Another amazing thing about this meal, all the ingredients are commonplace ones that I usually have in my fridge and pantry, like celery, carrot, onion, stock, tomato puree, with the exception of the pound of ground lamb (preferably antibiotic free), which you can get from your local butcher or grocery store. I also suggest serving it with frozen peas (you can of course use fresh if you are so inclined), this not only is a throwback to childhood suppers but is the easiest vegetable in the world to add. I think all around this makes the perfect midweek meal. Enjoy!
Shepherd’s Pie, serves 4-6 as a main course
2 tbsp unsalted butter
1 medium onion, chopped
1 celery stalk, chopped
1 carrot, peeled and chopped
1 lb minced (ground) lamb
1 1/2 – 2 tbsp tomato paste
1 cup beef stock
1 splash Worcestershire sauce
5 large Yukon Gold potatoes, peeled and chopped into 1 inch pieces
1 tbsp unsalted butter
2 tbsp cream
1. Melt butter in a large saute pan over medium high heat. Add onion, celery and carrot and cook for 5 minutes stirring to prevent sticking or burning, until the vegetables soften.

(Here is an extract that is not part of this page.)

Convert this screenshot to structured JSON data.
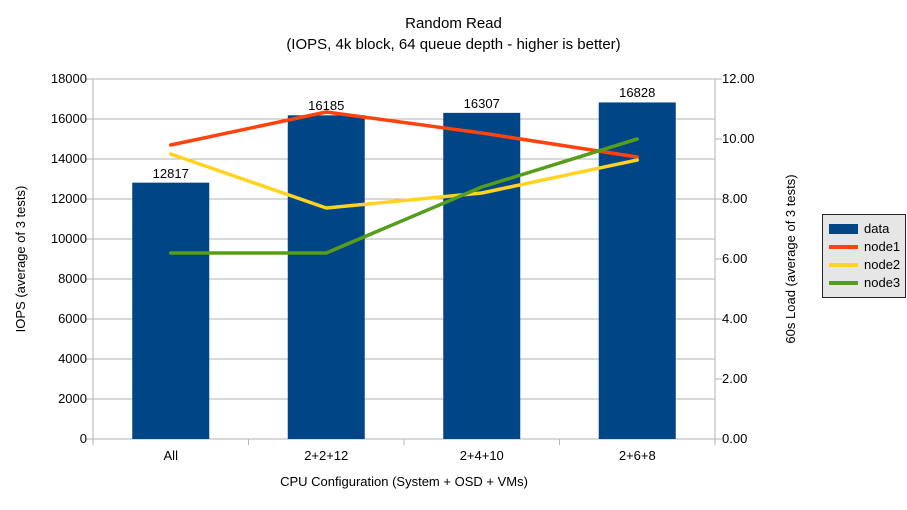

2. Add lamb and break up any large pieces with the back of a wooden spoon, stirring regularly, cook until browned about 4 minutes.
3. Add tomato paste and stir through vegetables and lamb. Add stock and Worcestershire sauce, simmer gently for 30 minutes. Season with salt and pepper.
4. Meanwhile, as the mixture is simmering, place potato pieces in a large saucepan and add enough cold water so that they are under an inch of water. Add 1 tsp of kosher salt to the water. Bring to a boil over high heat and cook until fork tender. Drain potatoes. Pour potatoes back into the saucepan and mash them, using a hand held masher. Add butter and cream and season with salt.
5. Pour the reduced lamb mixture into a large baking dish (I used this 2 1/2 quart Gordon Ramsey by Royal Doulton roaster and it fit perfectly), smooth out with a spoon.
6. Top with the potatoes and by dragging a fork gently across the top, create a pleasing pattern.
7. Bake in oven for 35 minutes until the sides are beginning to get slightly orange from the sauce beneath. Put the whole dish on the top rack of the oven under the broiler (or oven grill) and broil for 3 minutes, until the top begins to brown. Remove and serve with peas.